This article presents three indexes that may be used to examine the expected exchange rate as reflected in trading in exchange-rate options. With these indexes one may examine, on a daily basis, whether the expectations of exchange-rate change were determined in a normal-distribution environment (hereinafter: the “N-Index”), the modal risk level in the forex market (hereinafter: the “R-Index”), and the expected direction and intensity of exchange-rate change in the event of an exchange-rate jump (hereinafter: the “J-Index”).

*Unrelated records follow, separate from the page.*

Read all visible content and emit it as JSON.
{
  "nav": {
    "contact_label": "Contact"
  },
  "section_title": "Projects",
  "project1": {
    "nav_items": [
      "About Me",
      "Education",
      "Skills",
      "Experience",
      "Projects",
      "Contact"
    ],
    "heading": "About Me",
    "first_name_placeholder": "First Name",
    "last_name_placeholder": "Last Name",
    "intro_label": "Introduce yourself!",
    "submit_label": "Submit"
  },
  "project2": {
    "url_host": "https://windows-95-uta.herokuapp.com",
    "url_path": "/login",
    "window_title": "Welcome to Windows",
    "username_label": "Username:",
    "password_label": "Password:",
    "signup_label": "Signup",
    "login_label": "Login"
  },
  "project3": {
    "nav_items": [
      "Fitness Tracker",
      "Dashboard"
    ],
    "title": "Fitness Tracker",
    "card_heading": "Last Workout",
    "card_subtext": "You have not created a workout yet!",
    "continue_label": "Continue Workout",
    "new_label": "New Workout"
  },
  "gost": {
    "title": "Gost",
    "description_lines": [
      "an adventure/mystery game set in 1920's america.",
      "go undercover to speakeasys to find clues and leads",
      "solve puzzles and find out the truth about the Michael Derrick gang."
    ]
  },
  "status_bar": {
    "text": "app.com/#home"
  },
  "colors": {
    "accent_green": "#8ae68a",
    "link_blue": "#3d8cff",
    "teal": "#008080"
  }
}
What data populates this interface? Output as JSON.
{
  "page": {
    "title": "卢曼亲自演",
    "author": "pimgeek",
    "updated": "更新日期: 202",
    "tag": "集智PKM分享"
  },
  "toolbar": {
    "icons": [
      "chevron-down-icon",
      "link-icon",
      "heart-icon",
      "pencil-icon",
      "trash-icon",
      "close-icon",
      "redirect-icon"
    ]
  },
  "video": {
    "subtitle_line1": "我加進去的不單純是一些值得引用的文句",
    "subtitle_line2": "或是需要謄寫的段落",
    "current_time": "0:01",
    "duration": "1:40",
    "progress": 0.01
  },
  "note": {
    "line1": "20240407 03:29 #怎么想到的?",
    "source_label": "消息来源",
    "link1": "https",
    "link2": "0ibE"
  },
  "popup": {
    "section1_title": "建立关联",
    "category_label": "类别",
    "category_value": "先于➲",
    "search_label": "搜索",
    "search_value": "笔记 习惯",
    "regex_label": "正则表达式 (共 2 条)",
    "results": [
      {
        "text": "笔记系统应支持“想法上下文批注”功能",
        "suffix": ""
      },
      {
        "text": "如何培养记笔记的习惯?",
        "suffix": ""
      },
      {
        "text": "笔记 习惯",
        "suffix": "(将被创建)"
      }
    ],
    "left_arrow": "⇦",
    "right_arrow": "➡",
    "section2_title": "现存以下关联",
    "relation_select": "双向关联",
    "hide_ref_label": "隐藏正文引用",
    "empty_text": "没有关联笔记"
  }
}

We applied the indexes to daily trading in NIS/dollar exchange-rate options on the Tel Aviv Stock Exchange. By analyzing the indexes for the October 2002–June 2004 period, we found that even though the NIS appreciated perceptibly against the dollar (about 10 percent in the first half of 2003), the Israeli public continued to associate the exchange-rate risk with depreciation: When the N-Index reflected an abnormal market environment and the R-Index reflected a high modal risk level, the J-Index reflected expectations of an exchange-rate jump only in the direction of depreciation.

One of the possible reasons for the decrease in the forex sector’s contribution to financing activity earnings in the Israeli banking system in 2003 (Supervisor of Banks, 2004) may have been the rather severe misalignment between the expected behavior of the exchange rate and its de facto behavior.